Part 2: SentenceCountWithBlocklistEvaluator¶

We extend SentenceCountEvaluator to also reject outputs that contain blocked terms. The blocklist lives in a file whose path is set via the RAGPILL_BLOCKLIST_FILE_PATH environment variable — this way a single file can be shared across many evaluator instances, and updating the list requires no code change.

The file path is read through a pydantic_settings.BaseSettings subclass (the same pattern as LLMJudgeSettings), and the file is opened once in __post_init__ when the evaluator is instantiated.

Note: We don't need to override from_csv_line. SentenceCountWithBlocklistEvaluator inherits it from SentenceCountEvaluator unchanged — the blocklist path comes from an environment variable, not from the CSV row.

from pydantic import ConfigDict, Field
from pydantic_settings import BaseSettings


class BlocklistSettings(BaseSettings):
    model_config = ConfigDict(env_prefix="RAGPILL_BLOCKLIST_")

    file_path: str = Field("", description="Path to a text file with one blocked term per line.")

@dataclass(kw_only=True, repr=False)
class SentenceCountWithBlocklistEvaluator(SentenceCountEvaluator):
    """Like SentenceCountEvaluator, but also checks the output contains no blocked terms.

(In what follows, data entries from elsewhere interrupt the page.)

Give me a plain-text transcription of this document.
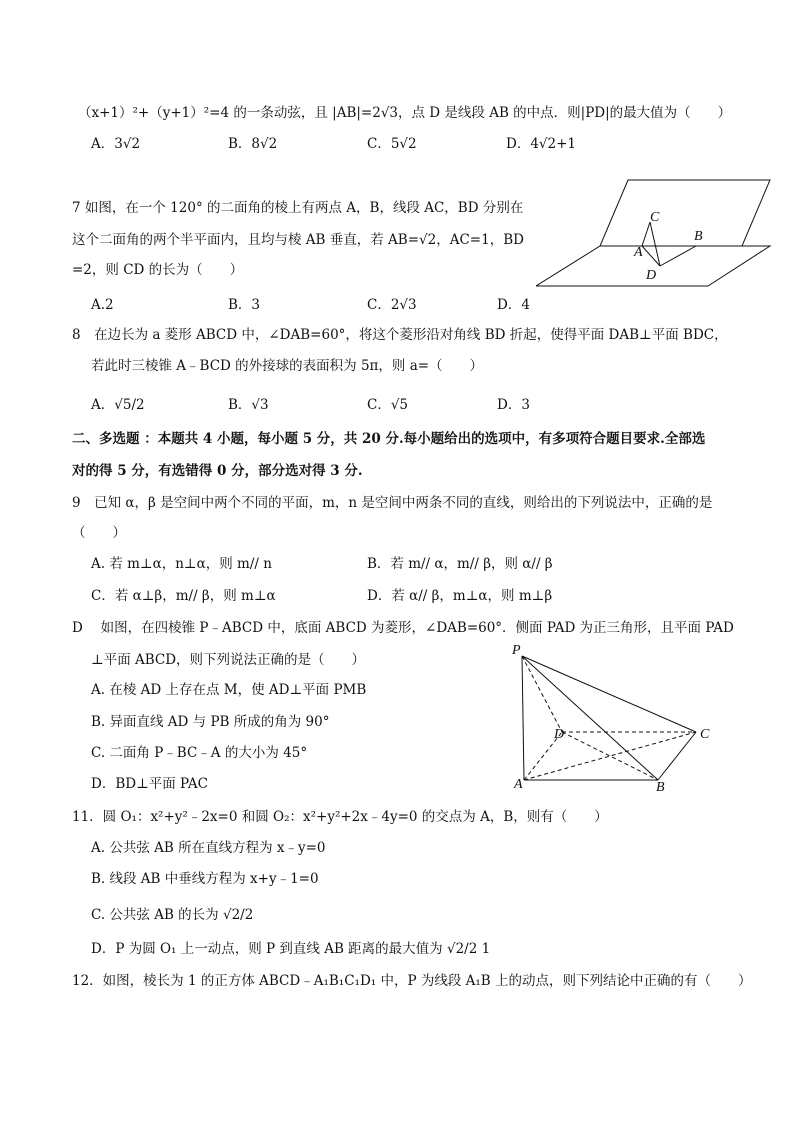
（x+1）²+（y+1）²=4 的一条动弦，且 |AB|=2√3，点 D 是线段 AB 的中点．则|PD|的最大值为（　　）
A．3√2	B．8√2	C．5√2	D．4√2+1
7 如图，在一个 120° 的二面角的棱上有两点 A，B，线段 AC，BD 分别在
这个二面角的两个半平面内，且均与棱 AB 垂直，若 AB=√2，AC=1，BD
=2，则 CD 的长为（　　）
A.2	B．3	C．2√3	D．4
C
B
A
D
8　在边长为 a 菱形 ABCD 中，∠DAB=60°，将这个菱形沿对角线 BD 折起，使得平面 DAB⊥平面 BDC，
若此时三棱锥 A﹣BCD 的外接球的表面积为 5π，则 a=（　　）
A．√5/2	B．√3	C．√5	D．3
二、多选题 ：本题共 4 小题，每小题 5 分，共 20 分.每小题给出的选项中，有多项符合题目要求.全部选
对的得 5 分，有选错得 0 分，部分选对得 3 分.
9　已知 α，β 是空间中两个不同的平面，m，n 是空间中两条不同的直线，则给出的下列说法中，正确的是
（　　）
A. 若 m⊥α，n⊥α，则 m// n	B．若 m// α，m// β，则 α// β
C．若 α⊥β，m// β，则 m⊥α	D．若 α// β，m⊥α，则 m⊥β
D　 如图，在四棱锥 P﹣ABCD 中，底面 ABCD 为菱形，∠DAB=60°．侧面 PAD 为正三角形，且平面 PAD
⊥平面 ABCD，则下列说法正确的是（　　）
A. 在棱 AD 上存在点 M，使 AD⊥平面 PMB
B. 异面直线 AD 与 PB 所成的角为 90°
C. 二面角 P﹣BC﹣A 的大小为 45°
D．BD⊥平面 PAC
P
D	C
A	B
11．圆 O₁：x²+y²﹣2x=0 和圆 O₂：x²+y²+2x﹣4y=0 的交点为 A，B，则有（　　）
A. 公共弦 AB 所在直线方程为 x﹣y=0
B. 线段 AB 中垂线方程为 x+y﹣1=0
C. 公共弦 AB 的长为 √2/2
D．P 为圆 O₁ 上一动点，则 P 到直线 AB 距离的最大值为 √2/2 1
12．如图，棱长为 1 的正方体 ABCD﹣A₁B₁C₁D₁ 中，P 为线段 A₁B 上的动点，则下列结论中正确的有（　　）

    The blocklist is loaded at instantiation from the file at RAGPILL_BLOCKLIST_FILE_PATH.
    Each non-empty line is treated as one blocked term (matched case-insensitively).
    """

    def __post_init__(self) -> None:
        settings = BlocklistSettings()
        if settings.file_path:
            with open(settings.file_path) as f:
                self._blocklist = [line.strip() for line in f if line.strip()]
        else:
            self._blocklist = []

    async def run(
        self, ctx: EvaluatorContext[Any, Any, EvaluatorMetadata]
    ) -> EvaluationReason:
        # First run the parent sentence-count check
        result = await super().run(ctx)
        if not result.value:
            return result

        # Then scan for blocked terms
        output_lower = str(ctx.output).lower()
        for term in self._blocklist:
            if term.lower() in output_lower:
                return EvaluationReason(
                    value=False,
                    reason=f"Output contains blocked term: '{term}'.",
                )
        return result

Try it out¶

We write a temporary blocklist file, point RAGPILL_BLOCKLIST_FILE_PATH at it, then run two cases — one clean response and one containing a blocked term.

import tempfile

# Write a temporary blocklist file
with tempfile.NamedTemporaryFile(mode="w", suffix=".txt", delete=False) as f:
    f.write("forbidden\nillegal\n")
    blocklist_path = f.name

os.environ["RAGPILL_BLOCKLIST_FILE_PATH"] = blocklist_path


async def mock_agent_blocklist(question: str) -> str:
    return {
        "clean": "Paris is the capital of France. It is a beautiful city.",
        "dirty": "This output contains a forbidden term. That is not allowed.",
    }.get(question, "I don't know.")


dataset2 = Dataset(
    cases=[
        Case(
            inputs="clean",
            metadata=TestCaseMetadata(),
            evaluators=[SentenceCountWithBlocklistEvaluator(min_sentences=1)],  # passes
        ),
        Case(
            inputs="dirty",
            metadata=TestCaseMetadata(),
            evaluators=[SentenceCountWithBlocklistEvaluator(min_sentences=1)],  # fails (blocked term)
        ),
    ]
)

run2 = await execute_dataset(dataset2, task=mock_agent_blocklist, capture_traces=False)
eval2 = await evaluate_results(run2, dataset2)
print(eval2.summary)

# Cleanup
os.unlink(blocklist_path)
del os.environ["RAGPILL_BLOCKLIST_FILE_PATH"]